The Lowy Institute Pacific Aid Map collated data from 1300 aid programs from 62 donors across 14 Pacific Islands.
While China’s concessionary loans have become a hot topic of late, the map suggests there are other interesting areas to address.
Jonathan Pryke is one of two lead researchers on the Pacific Aid Map.
He says while China is a significant player in the region, Taiwan, the Asian Development Bank and The World Bank are worth watching as well.
The Asian Development Bank and World Bank invest more aid than China, and have committed to tripling their investments to the Pacific over the next five years.
Furthermore, the map can be used in constructive ways.
“You can look at what were the sectors that are getting the most attention or being the most neglected, or what are the ways in which donors like engaging in the region,” said Jonathan.
“A lot of donors engage in humanitarian support, a lot do scholarships, a lot do infrastructure.”
It has taken 18 months to compile, organize and present over 150 thousand lines of data, he added.
“We’ve spent so much time collecting this data that we’ve only just started the analysis.”
The Pacific Aid Map is a tool designed to improve transparency and accountability in aid, but can also be used for better cooperation between donors.

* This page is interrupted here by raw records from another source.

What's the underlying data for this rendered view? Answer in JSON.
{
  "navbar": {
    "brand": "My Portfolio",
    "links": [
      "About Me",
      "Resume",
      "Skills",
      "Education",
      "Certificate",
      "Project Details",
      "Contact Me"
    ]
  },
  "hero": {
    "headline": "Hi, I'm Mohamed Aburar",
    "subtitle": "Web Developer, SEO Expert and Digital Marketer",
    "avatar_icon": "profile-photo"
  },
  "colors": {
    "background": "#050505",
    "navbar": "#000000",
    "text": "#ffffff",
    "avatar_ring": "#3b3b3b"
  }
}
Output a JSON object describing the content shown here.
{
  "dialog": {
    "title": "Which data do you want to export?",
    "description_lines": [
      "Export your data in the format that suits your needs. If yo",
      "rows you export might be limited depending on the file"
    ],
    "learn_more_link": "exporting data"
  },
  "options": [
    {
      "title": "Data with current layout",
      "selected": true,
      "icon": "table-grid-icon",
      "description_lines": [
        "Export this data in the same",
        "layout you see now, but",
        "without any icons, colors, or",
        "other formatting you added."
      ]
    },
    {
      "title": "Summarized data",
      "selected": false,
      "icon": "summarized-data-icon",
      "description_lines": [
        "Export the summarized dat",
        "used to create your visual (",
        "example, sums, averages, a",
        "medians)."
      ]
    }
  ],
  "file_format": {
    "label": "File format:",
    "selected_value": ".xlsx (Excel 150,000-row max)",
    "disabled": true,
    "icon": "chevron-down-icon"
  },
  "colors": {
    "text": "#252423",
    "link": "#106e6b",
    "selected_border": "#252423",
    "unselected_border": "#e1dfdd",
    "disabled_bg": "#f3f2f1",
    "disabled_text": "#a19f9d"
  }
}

Using the map, donors and scholars can learn where there are overlaps or gaps in aid and work to repair those issues.
Jonathan said the Lowy Institute does not wish to be custodians of the data and have made it freely available to download in its raw form.
The Institute has been looking intently at aid in the Pacific since 2015, when it released a similar project called the China Pacific Aid Map, which detailed where and how much aid from China was going to Pacific Island nations.
Jonathan said the team received feedback asking for a broader tool, which is why they set out to build the Pacific Aid Map.
He said he hopes the new tool will inject greatly needed nuance into a conversation that has been dominated by China’s aid – perhaps partly in thanks to their previous map.
“In Australia, there is this near hysteria about China, and that has taken up most of the headlines,” said Jonathan.
“This is becoming a defining topic for this generation of Australia, and of foreign policy for this government, and that’s a very hard narrative to push back on.”
Jonathan says he hopes the map is contributing to moderating that hysteria, and is helping people better understand the realities of what’s happening on the ground.